If you want to increase your level of self-compassion, what can you do? I suggest setting a daily goal to show self-compassion and keeping a record every day indicating to what extent you met the goal. Another strategy is to try to speak to yourself (in your thoughts) as respectfully and positively as you speak to others. Neff’s web site and book present additional ideas.

What do you do that shows self-compassion? What are the effects of that?

John Malouff, PhD, Associate Professor of Psychology

5 Comments

  1. My self compassion is shown when I achieve a goal or have an epiphany (an ahaaa moment). I find myself pounding both arms up the the air, literally cheering for myself just as a crowd would at the end of a race.

    The effect? To keep striving for more moments where I can sit in the library or stand in the middle of the street pumping those fists in the air!

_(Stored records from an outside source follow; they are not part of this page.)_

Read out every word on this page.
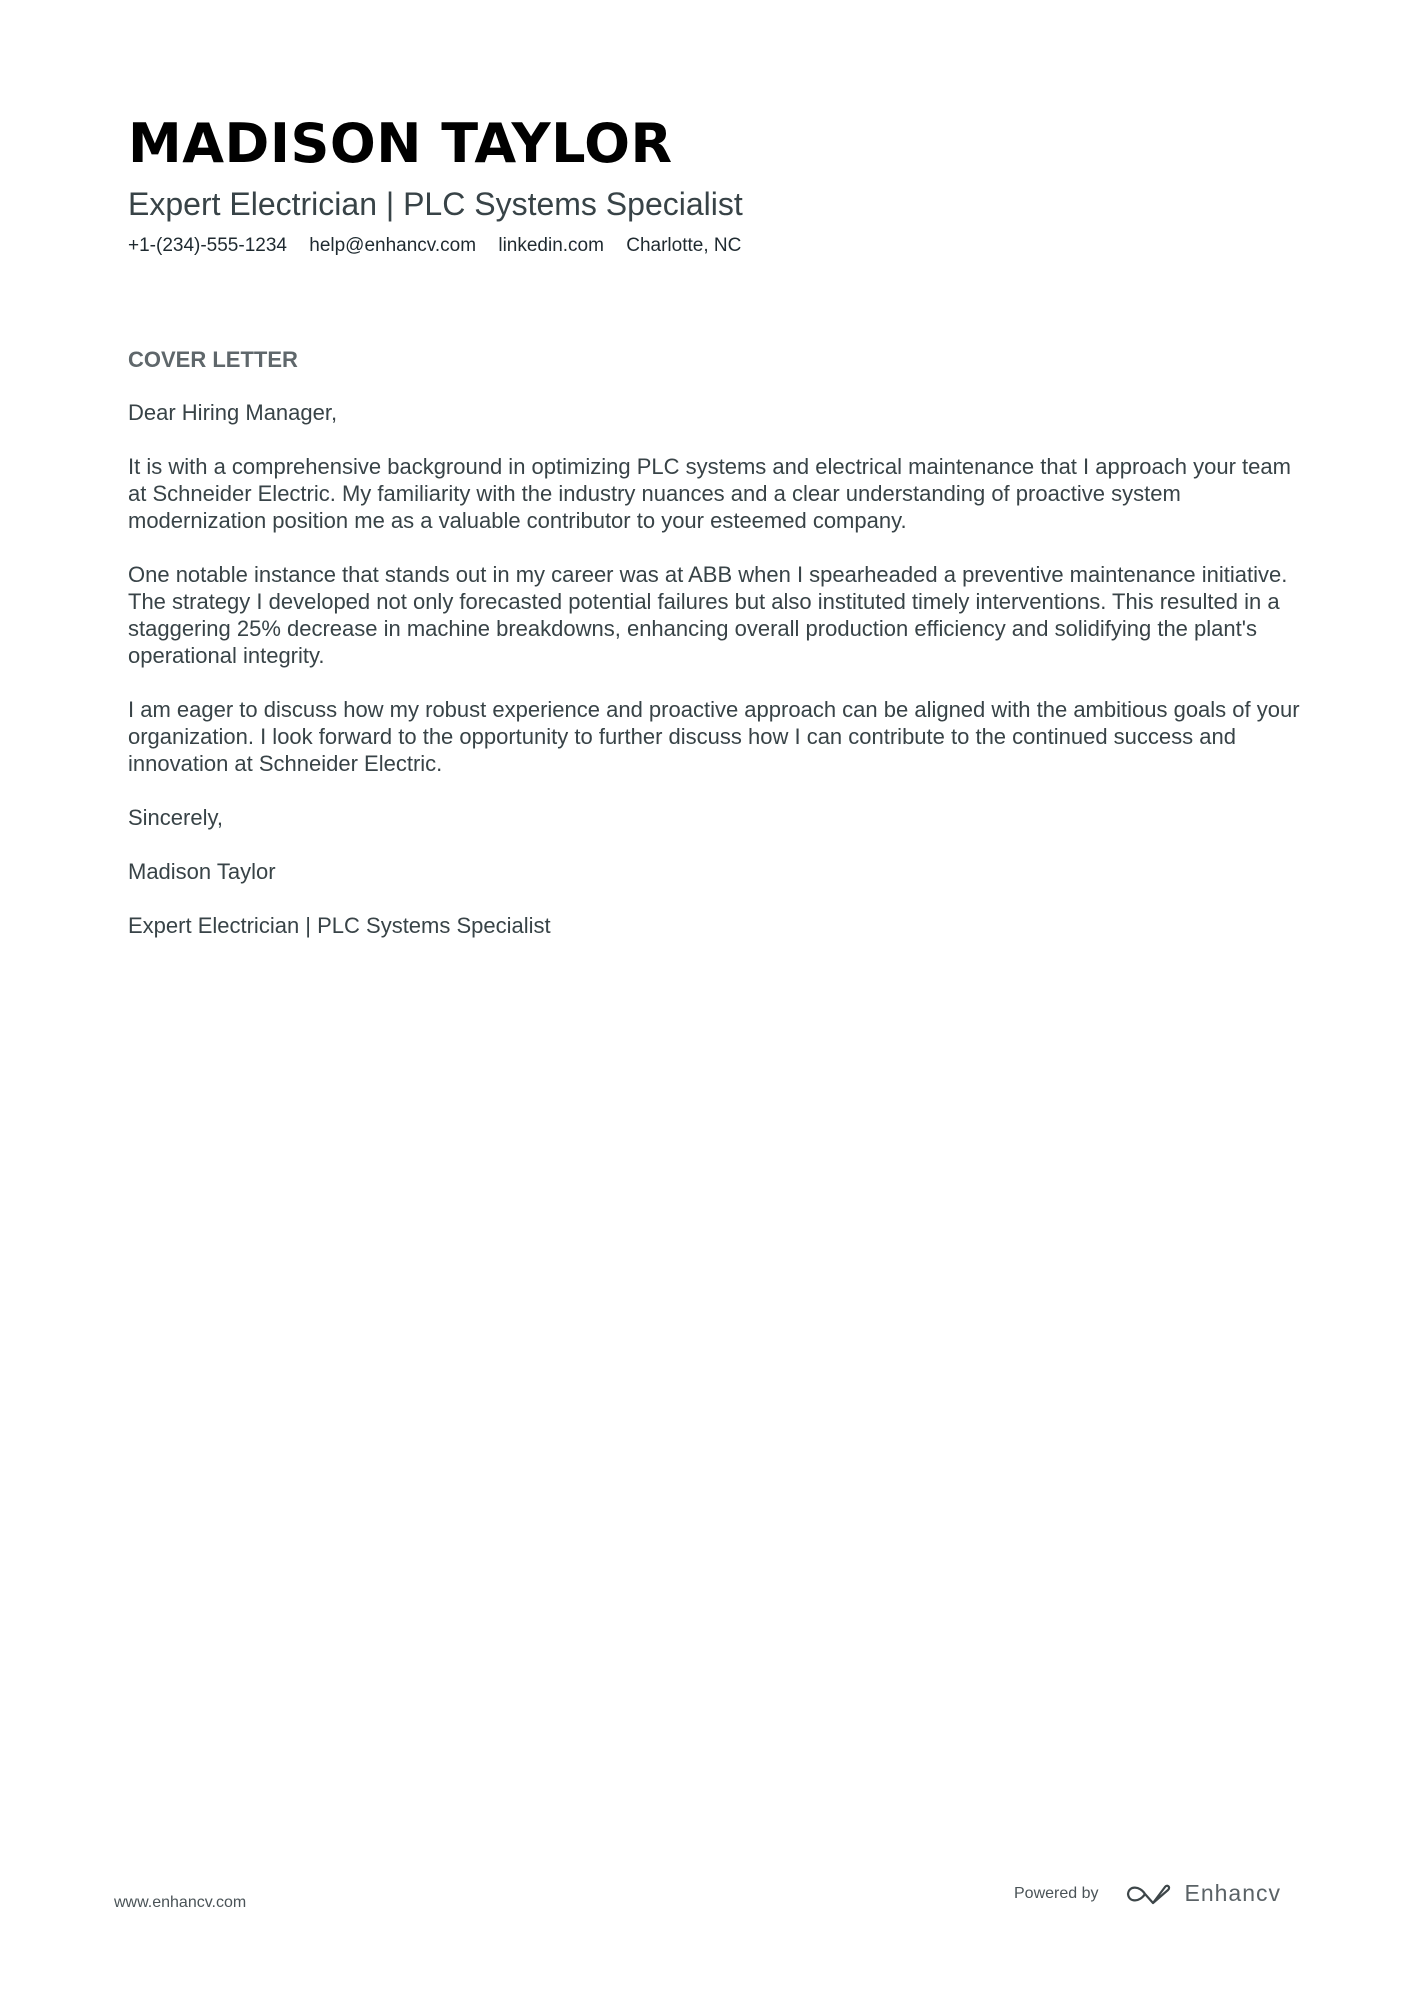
MADISON TAYLOR
Expert Electrician | PLC Systems Specialist
+1-(234)-555-1234 help@enhancv.com linkedin.com Charlotte, NC
COVER LETTER

Dear Hiring Manager,

It is with a comprehensive background in optimizing PLC systems and electrical maintenance that I approach your team at Schneider Electric. My familiarity with the industry nuances and a clear understanding of proactive system modernization position me as a valuable contributor to your esteemed company.

One notable instance that stands out in my career was at ABB when I spearheaded a preventive maintenance initiative. The strategy I developed not only forecasted potential failures but also instituted timely interventions. This resulted in a staggering 25% decrease in machine breakdowns, enhancing overall production efficiency and solidifying the plant's operational integrity.

I am eager to discuss how my robust experience and proactive approach can be aligned with the ambitious goals of your organization. I look forward to the opportunity to further discuss how I can contribute to the continued success and innovation at Schneider Electric.

Sincerely,

Madison Taylor

Expert Electrician | PLC Systems Specialist

www.enhancv.com
Powered by	Enhancv
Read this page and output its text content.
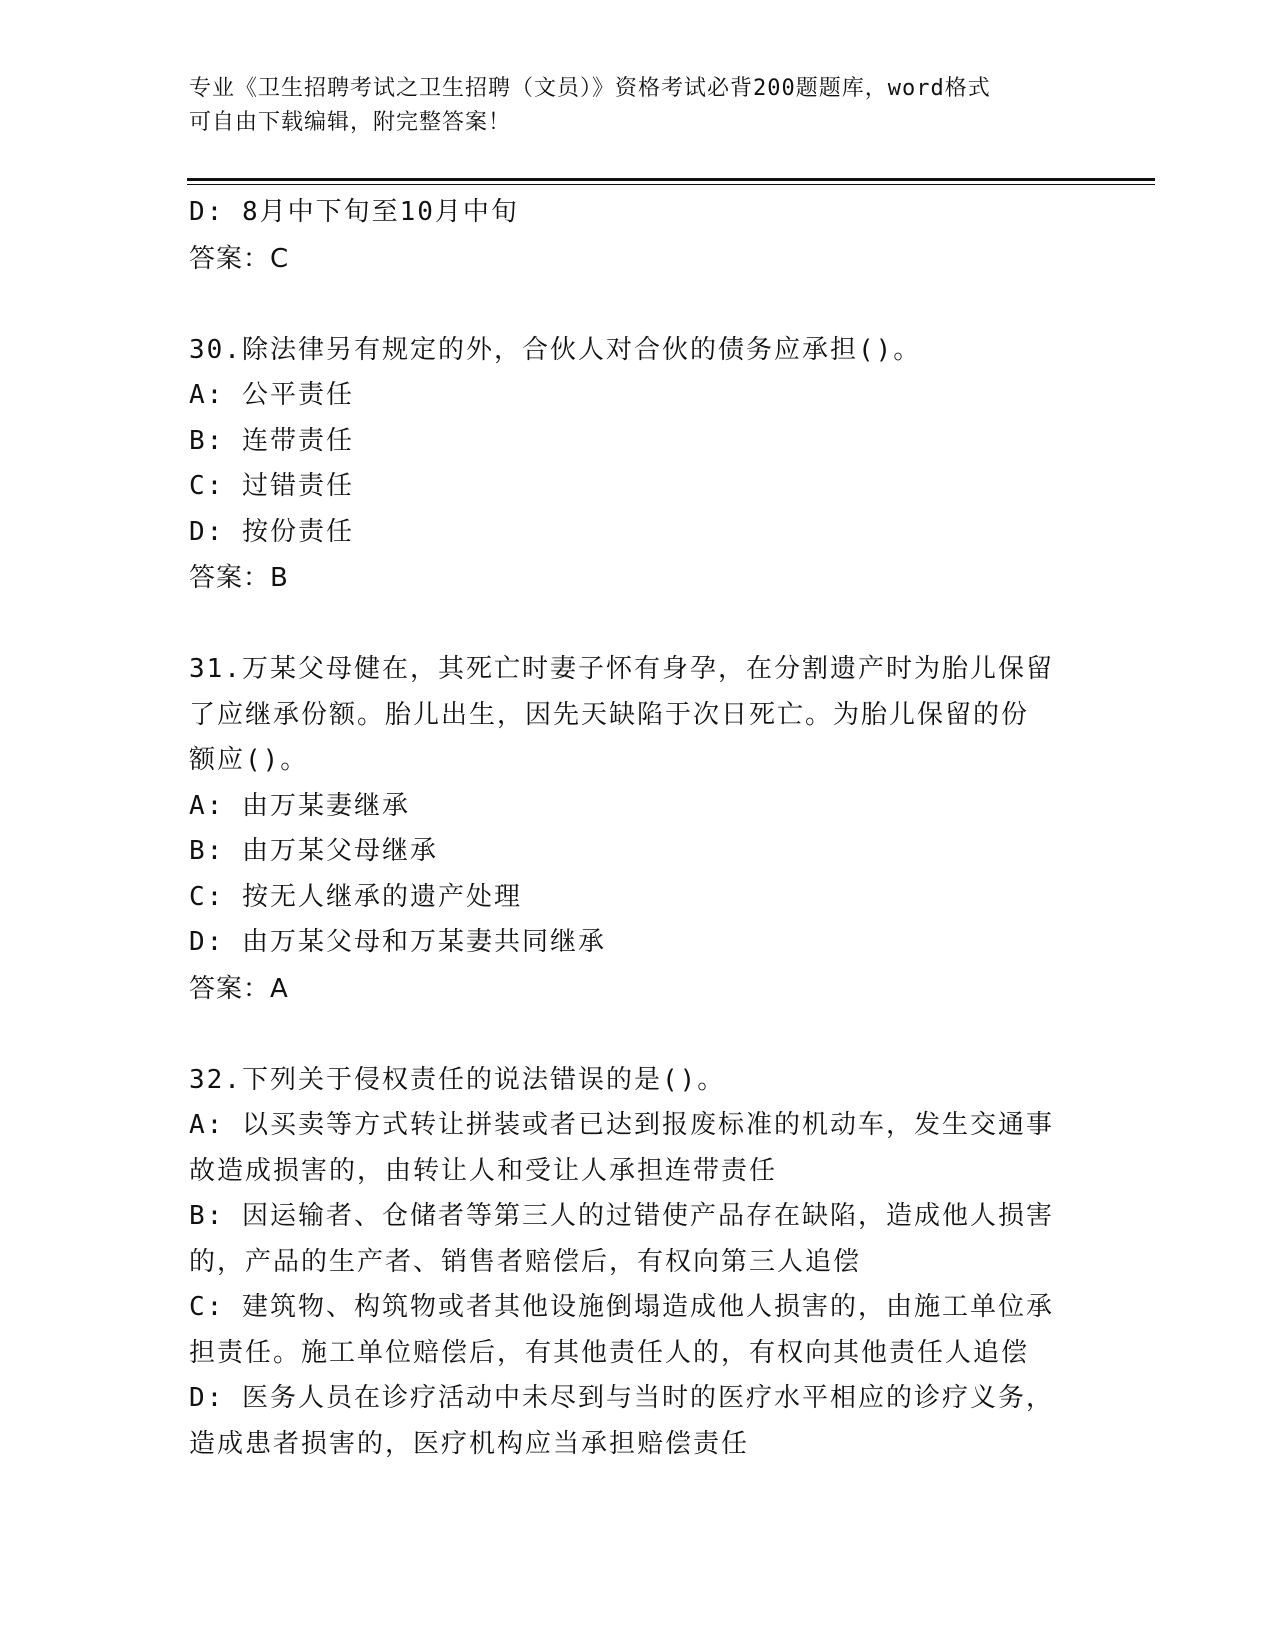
专业《卫生招聘考试之卫生招聘（文员）》资格考试必背200题题库，word格式
可自由下载编辑，附完整答案！
D: 8月中下旬至10月中旬
答案：C
30.除法律另有规定的外，合伙人对合伙的债务应承担()。
A: 公平责任
B: 连带责任
C: 过错责任
D: 按份责任
答案：B
31.万某父母健在，其死亡时妻子怀有身孕，在分割遗产时为胎儿保留
了应继承份额。胎儿出生，因先天缺陷于次日死亡。为胎儿保留的份
额应()。
A: 由万某妻继承
B: 由万某父母继承
C: 按无人继承的遗产处理
D: 由万某父母和万某妻共同继承
答案：A
32.下列关于侵权责任的说法错误的是()。
A: 以买卖等方式转让拼装或者已达到报废标准的机动车，发生交通事
故造成损害的，由转让人和受让人承担连带责任
B: 因运输者、仓储者等第三人的过错使产品存在缺陷，造成他人损害
的，产品的生产者、销售者赔偿后，有权向第三人追偿
C: 建筑物、构筑物或者其他设施倒塌造成他人损害的，由施工单位承
担责任。施工单位赔偿后，有其他责任人的，有权向其他责任人追偿
D: 医务人员在诊疗活动中未尽到与当时的医疗水平相应的诊疗义务，
造成患者损害的，医疗机构应当承担赔偿责任
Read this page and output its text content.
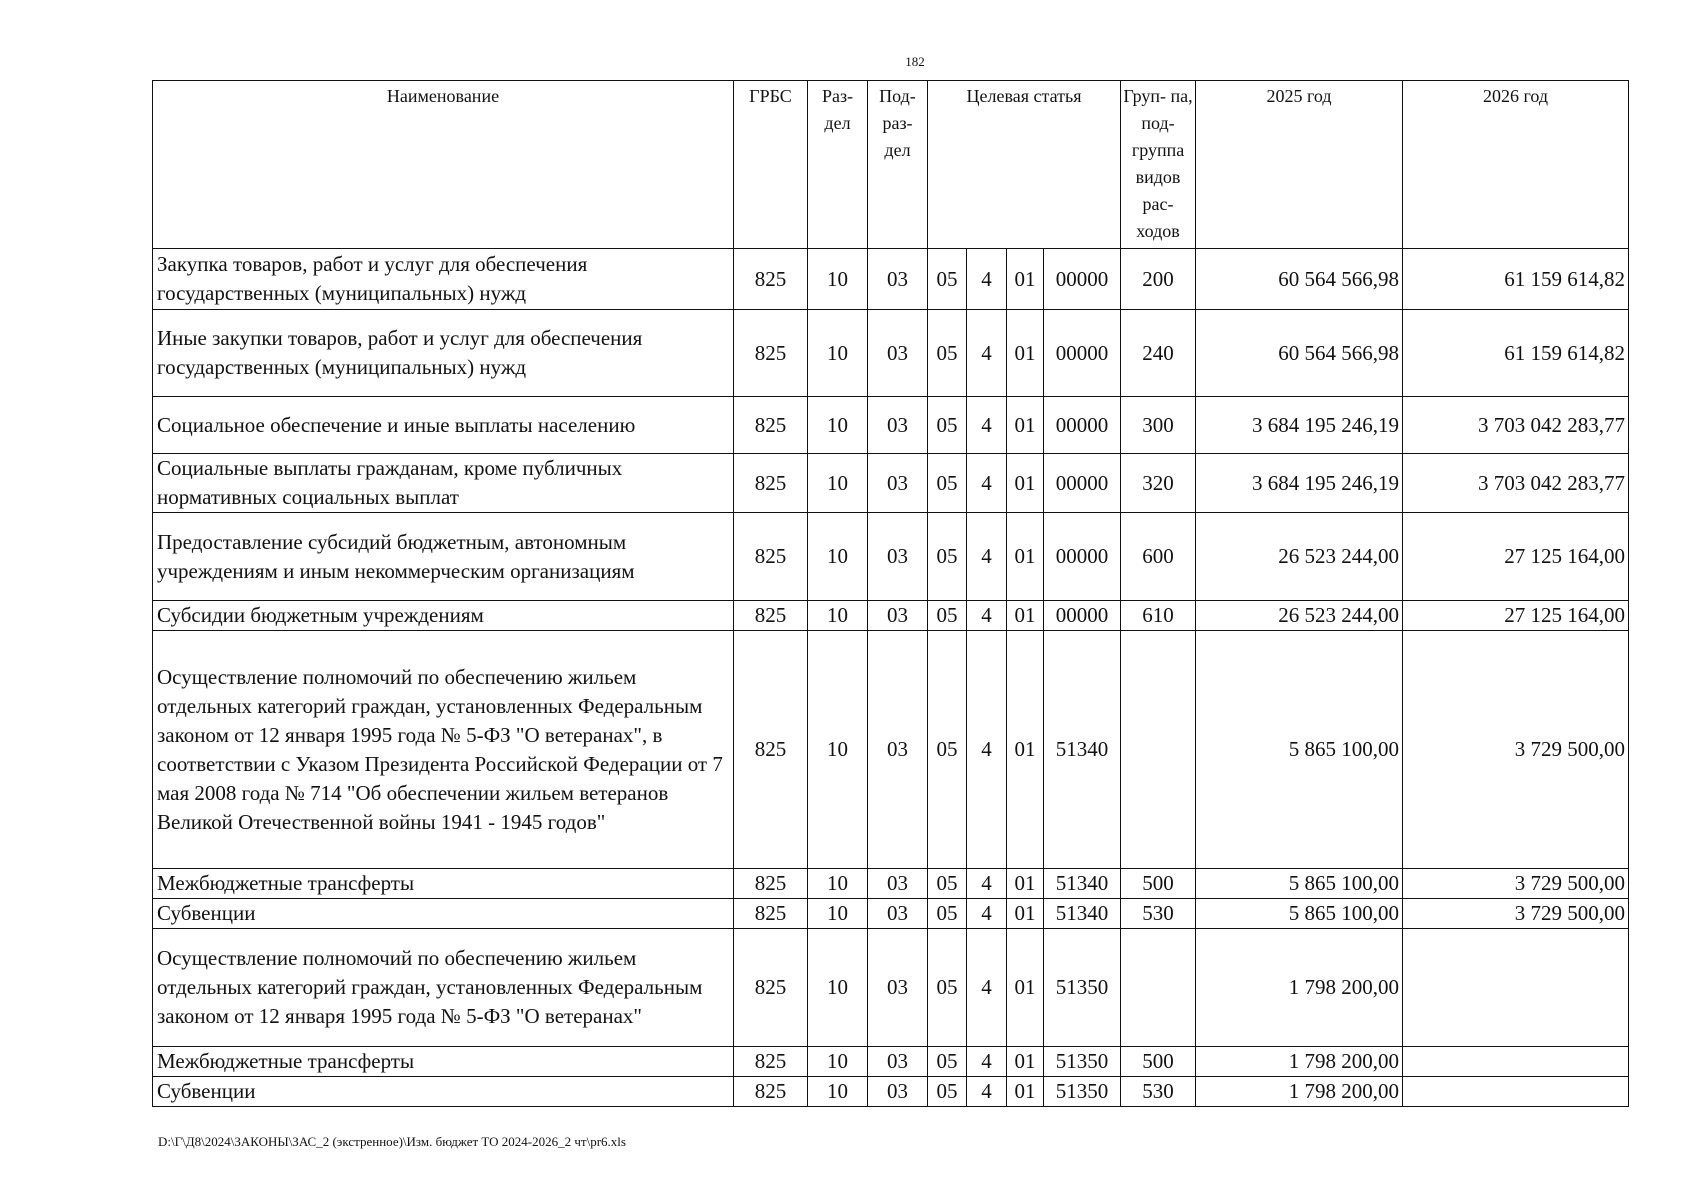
182
Наименование	ГРБС	Раз- дел	Под- раз- дел	Целевая статья				Груп- па, под- группа видов рас- ходов	2025 год	2026 год
Закупка товаров, работ и услуг для обеспечения государственных (муниципальных) нужд	825	10	03	05	4	01	00000	200	60 564 566,98	61 159 614,82
Иные закупки товаров, работ и услуг для обеспечения государственных (муниципальных) нужд	825	10	03	05	4	01	00000	240	60 564 566,98	61 159 614,82
Социальное обеспечение и иные выплаты населению	825	10	03	05	4	01	00000	300	3 684 195 246,19	3 703 042 283,77
Социальные выплаты гражданам, кроме публичных нормативных социальных выплат	825	10	03	05	4	01	00000	320	3 684 195 246,19	3 703 042 283,77
Предоставление субсидий бюджетным, автономным учреждениям и иным некоммерческим организациям	825	10	03	05	4	01	00000	600	26 523 244,00	27 125 164,00
Субсидии бюджетным учреждениям	825	10	03	05	4	01	00000	610	26 523 244,00	27 125 164,00
Осуществление полномочий по обеспечению жильем отдельных категорий граждан, установленных Федеральным законом от 12 января 1995 года № 5-ФЗ "О ветеранах", в соответствии с Указом Президента Российской Федерации от 7 мая 2008 года № 714 "Об обеспечении жильем ветеранов Великой Отечественной войны 1941 - 1945 годов"	825	10	03	05	4	01	51340		5 865 100,00	3 729 500,00
Межбюджетные трансферты	825	10	03	05	4	01	51340	500	5 865 100,00	3 729 500,00
Субвенции	825	10	03	05	4	01	51340	530	5 865 100,00	3 729 500,00
Осуществление полномочий по обеспечению жильем отдельных категорий граждан, установленных Федеральным законом от 12 января 1995 года № 5-ФЗ "О ветеранах"	825	10	03	05	4	01	51350		1 798 200,00	
Межбюджетные трансферты	825	10	03	05	4	01	51350	500	1 798 200,00	
Субвенции	825	10	03	05	4	01	51350	530	1 798 200,00	
D:\Г\Д8\2024\ЗАКОНЫ\ЗАС_2 (экстренное)\Изм. бюджет ТО 2024-2026_2 чт\pr6.xls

  2. Hi lz. I like the idea of celebrating one’s accomplishments. It’s fun, and that sort of self-reinforcement can provide motivation in the future.

  3. Hi,

    I recently experienced an event which triggered quite a few negative self-thoughts. I tried a number of strategies to keep them in perspective and talking to myself was one of them! For example, I reminded myself that human beings make mistakes now and again. Instead of feeling guilty and giving myself a hard time I decided to try and accept my past behaviour. Reminding myself to learn from my mistakes instead of feeling guilty about them is helping me to move forward. To be kinder to myself I also imagined what I would say to a friend in a similar situation and then extended those comments to myself. Concentrating on positive support from friends and family is also helpful. I recently received an email from a friend mentioning a time when I had been kind and helpful to her. This was a timely reminder of something positive that helped me balance the good with the not so good!. This quote (on my fridge) sums it up for me: “Out beyond ideas of right-doing and wrong-doing there is a field. I’ll meet you there (Rumi, 13th century Sufi poet).

  4. Hi K333. Thanks for the example of self-compassion — there is a psychologist in you.

  5. Kimberley, I think the strategy of imagining what you would say to a friend in a similar situation and ‘speaking’ to yourself in the same way is fantastic. Well done to you for focusing on keeping the right perspective when confronted with a difficult situation that challenges your self-compassion.